In the early 1980s satellite equipment was purpose-built for space at huge expense taking many years, so the technology used was often obsolete by launch. With limited onboard storage and processing power, the Earth observation and science satellites of the day were micro-managed using expensive worldwide ground station networks to command them and gather data as they orbited the globe.
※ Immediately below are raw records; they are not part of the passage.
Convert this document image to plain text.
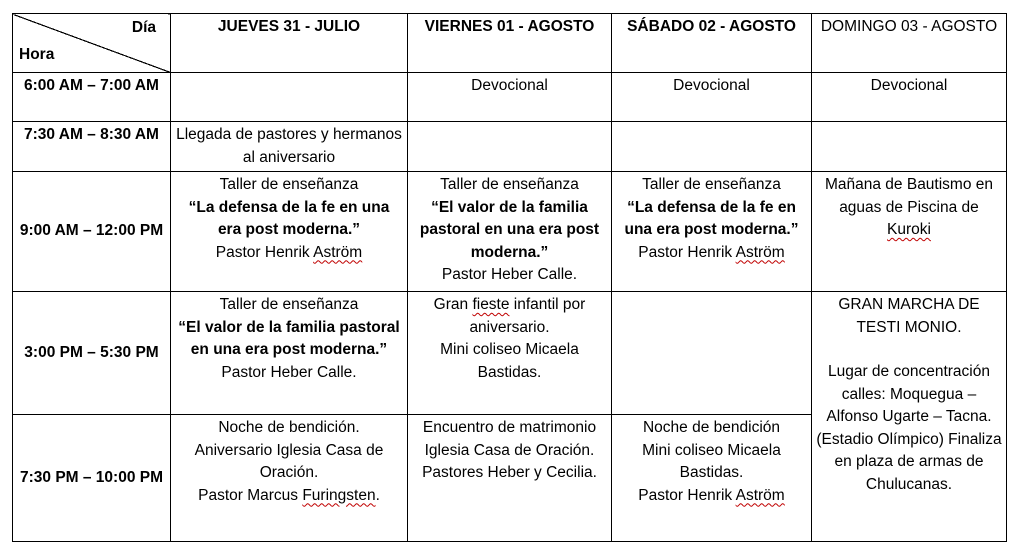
Día
Hora	JUEVES 31 - JULIO	VIERNES 01 - AGOSTO	SÁBADO 02 - AGOSTO	DOMINGO 03 - AGOSTO
6:00 AM – 7:00 AM		Devocional	Devocional	Devocional
7:30 AM – 8:30 AM	Llegada de pastores y hermanos al aniversario			
9:00 AM – 12:00 PM	Taller de enseñanza
“La defensa de la fe en una era post moderna.”
Pastor Henrik Aström	Taller de enseñanza
“El valor de la familia pastoral en una era post moderna.”
Pastor Heber Calle.	Taller de enseñanza
“La defensa de la fe en una era post moderna.”
Pastor Henrik Aström	Mañana de Bautismo en aguas de Piscina de Kuroki
3:00 PM – 5:30 PM	Taller de enseñanza
“El valor de la familia pastoral en una era post moderna.”
Pastor Heber Calle.	Gran fieste infantil por aniversario.
Mini coliseo Micaela Bastidas.		GRAN MARCHA DE TESTI MONIO.
Lugar de concentración calles: Moquegua – Alfonso Ugarte – Tacna. (Estadio Olímpico) Finaliza en plaza de armas de Chulucanas.

7:30 PM – 10:00 PM	Noche de bendición.
Aniversario Iglesia Casa de Oración.
Pastor Marcus Furingsten.	Encuentro de matrimonio Iglesia Casa de Oración.
Pastores Heber y Cecilia.	Noche de bendición
Mini coliseo Micaela Bastidas.
Pastor Henrik Aström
The mass production that fed the public's appetite for microcomputers made microprocessors and memory suddenly affordable.

With reprogrammable on-board computers and an early 256- x 256-pixel CCD array imager (a forerunner of today's digital camera), UoSAT-1 became the first modern microsatellite operating a regularly uploaded schedule, storing mission data and returning them to a single ground station in Guildford”but it was also monitored by thousands of schools and radio amateurs worldwide using simple receiving equipment.

Fundamentally changing the design and operation of microsatellites allowed the university and its spin-out company, SSTL, to build smaller satellites that were much cheaper to launch and didn't require a network of ground stations, making space accessible to everyone and not just the global superpowers of the day. Onboard computing also made it possible to de-risk systems, using software to reconfigure systems in the event of problems and provide flexible features to support experiments and failsafe operation.

Since UoSAT-1 was launched 30 years ago, SSTL has continued changing the economics of space by innovation. By continuing to adopt the latest COTS technologies and configuring them for use in space, SSTL ensures that innovation and economics are at the forefront of its satellite design. Its latest platform, the SSTL-50, is designed to fly new sets of systems on each mission and is geared to launching new technologies into space quickly and economically.

SSTL recently announced a series of new highly capable satellite systems providing 1-metre high-resolution optical imaging, a SAR (radar) satellite for all-weather day/night remote sensing and a small geostationary communications satellite. With eight satellites under construction or awaiting launch and 14 advanced navigation payloads for Europe's GNSS constellation in manufacture, SSTL is busier than ever.